Abstract
Determining the height of a volcanic SO2 cloud after a volcanic eruption
is a challenging task in UV satellite retrievals. The height is
nevertheless the most important yet uncertain parameter required to
forecast the movement of the volcanic cloud and to determine the total
SO2 column and ejected SO2 mass, especially for local authorities and
aviation safety applications. Retrieval algorithms developed so far use
direct fitting and optimal estimation techniques to determine the height
information, which is hidden in the spectral signature. They are
computationally very expensive and time consuming and therefore are not
practical in near-real time operational retrievals, especially for
current and future satellite UV instruments with high resolution and
related high data amount. We have therefore developed the ‘Full-Physics
Inverse Learning Machine’ (FP_ILM) retrieval algorithm that combines
principle component analysis and neural network , which performs an
extremely fast (3 ms per TROPOMI pixel) yet accurate (<2km
average accuracy) SO2 LH retrieval based on UV satellite measurements.
The algorithm was first applied to GOME-2 and introduced by Efremenko et
al. (2017) . Hedelt et al. (2019) further improved the algorithm and
applied it to Sentinel-5p/TROPOMI data. The algorithm was optimized and
validated in the framework of ESA’s Sentinel-5p Innovations project
(S5P+I) and is already performing SO2 LH retrievals in a
semi-operational near-real time environment. Recently, Fedkin et al.
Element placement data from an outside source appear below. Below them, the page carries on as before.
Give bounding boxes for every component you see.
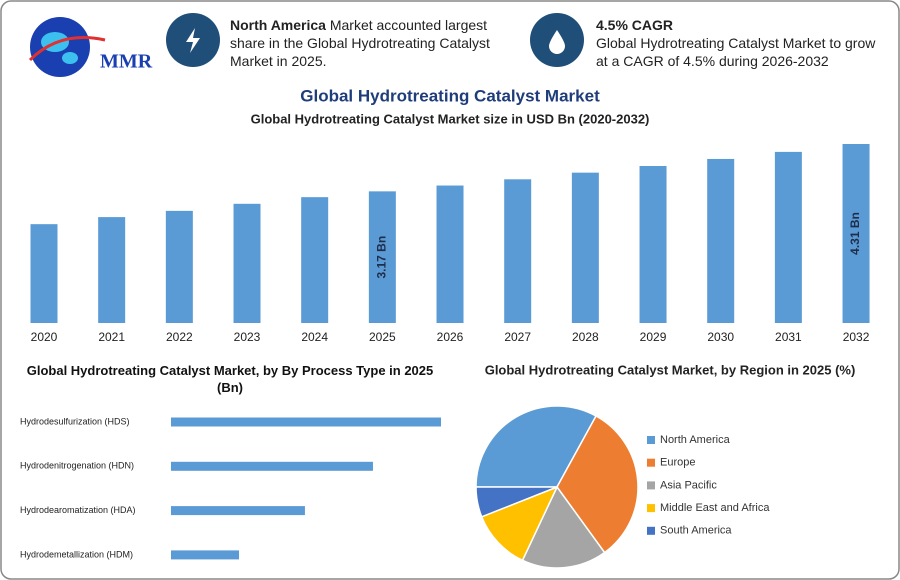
bar [368, 191, 396, 323]
legend-label: North America [660, 434, 731, 446]
legend-swatch [647, 526, 655, 535]
legend-swatch [647, 481, 655, 490]
info-title: North America [230, 17, 326, 33]
pie-slice [556, 414, 639, 554]
bar [774, 151, 802, 323]
x-tick-label: 2021 [98, 330, 125, 344]
info-text: North America Market accounted largest s… [230, 16, 510, 70]
x-tick-label: 2026 [437, 330, 464, 344]
info-text: 4.5% CAGR Global Hydrotreating Catalyst M… [596, 16, 886, 70]
logo [28, 17, 106, 77]
legend-label: Europe [660, 457, 695, 469]
bar [842, 144, 870, 323]
legend-swatch [647, 436, 655, 444]
x-tick-label: 2032 [843, 330, 870, 344]
info-icon [530, 13, 584, 67]
x-tick-label: 2028 [572, 330, 599, 344]
legend-swatch [647, 458, 655, 467]
bar [504, 179, 532, 323]
legend-label: Asia Pacific [660, 479, 717, 491]
bar [233, 203, 261, 323]
logo-text: MMR [100, 51, 153, 73]
legend-label: South America [660, 525, 732, 537]
bar [171, 417, 441, 427]
info-body: Global Hydrotreating Catalyst Market to … [596, 35, 876, 69]
main-title: Global Hydrotreating Catalyst Market [300, 86, 600, 105]
pie-slice [480, 485, 559, 562]
info-body: Market accounted largest share in the Gl… [230, 17, 490, 69]
info-icon [166, 13, 220, 67]
chart-title: Global Hydrotreating Catalyst Market, by… [26, 363, 434, 395]
chart-title: Global Hydrotreating Catalyst Market, by… [485, 362, 856, 377]
bar [98, 217, 126, 323]
x-tick-label: 2029 [640, 330, 667, 344]
x-tick-label: 2023 [234, 330, 261, 344]
x-tick-label: 2025 [369, 330, 396, 344]
x-tick-label: 2027 [504, 330, 531, 344]
pie-slice [475, 405, 598, 488]
legend-swatch [647, 504, 655, 513]
x-tick-label: 2024 [301, 330, 328, 344]
bar [171, 550, 240, 560]
bar [436, 185, 464, 323]
bar [171, 506, 305, 516]
bar [707, 158, 735, 323]
value-label: 4.31 Bn [848, 212, 862, 255]
bar [171, 461, 373, 471]
bar [639, 166, 667, 323]
chart-title: Global Hydrotreating Catalyst Market siz… [251, 111, 650, 126]
x-tick-label: 2030 [707, 330, 734, 344]
x-tick-label: 2031 [775, 330, 802, 344]
x-tick-label: 2020 [31, 330, 58, 344]
y-tick-label: Hydrodesulfurization (HDS) [20, 416, 130, 426]
legend-label: Middle East and Africa [660, 502, 770, 514]
y-tick-label: Hydrodenitrogenation (HDN) [20, 461, 134, 471]
x-tick-label: 2022 [166, 330, 193, 344]
info-title: 4.5% CAGR [596, 17, 674, 33]
pie-slice [475, 486, 558, 518]
bar [301, 197, 329, 323]
bar [165, 210, 193, 323]
y-tick-label: Hydrodearomatization (HDA) [20, 505, 136, 515]
pie-slice [521, 485, 606, 569]
y-tick-label: Hydrodemetallization (HDM) [20, 549, 133, 559]
value-label: 3.17 Bn [375, 236, 389, 279]
bar [30, 224, 58, 323]
bar [571, 172, 599, 323]
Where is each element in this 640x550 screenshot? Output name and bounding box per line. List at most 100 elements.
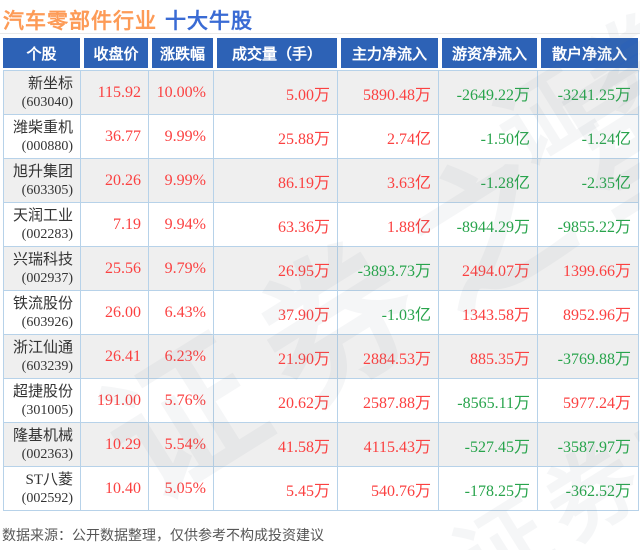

(2021) applied the FP_ILM algorithm to OMI and OMPS data. Application
to future UV LEO (Sentinel-5) and GEO (Sentinel-4, GEMS, TEMPO)
satellite missions will follow. We present here SO2 LH results based on
GOME-2, OMI/OMPS, and TROPOMI measurements of the Raikoke (Kuril
Islands) volcanic eruption in June-July 2019 and La Soufriere St.
Vincent volcanic eruption in April 2021 and make intercomparisons
between the UV sensors as well as other (IR) independent measurements.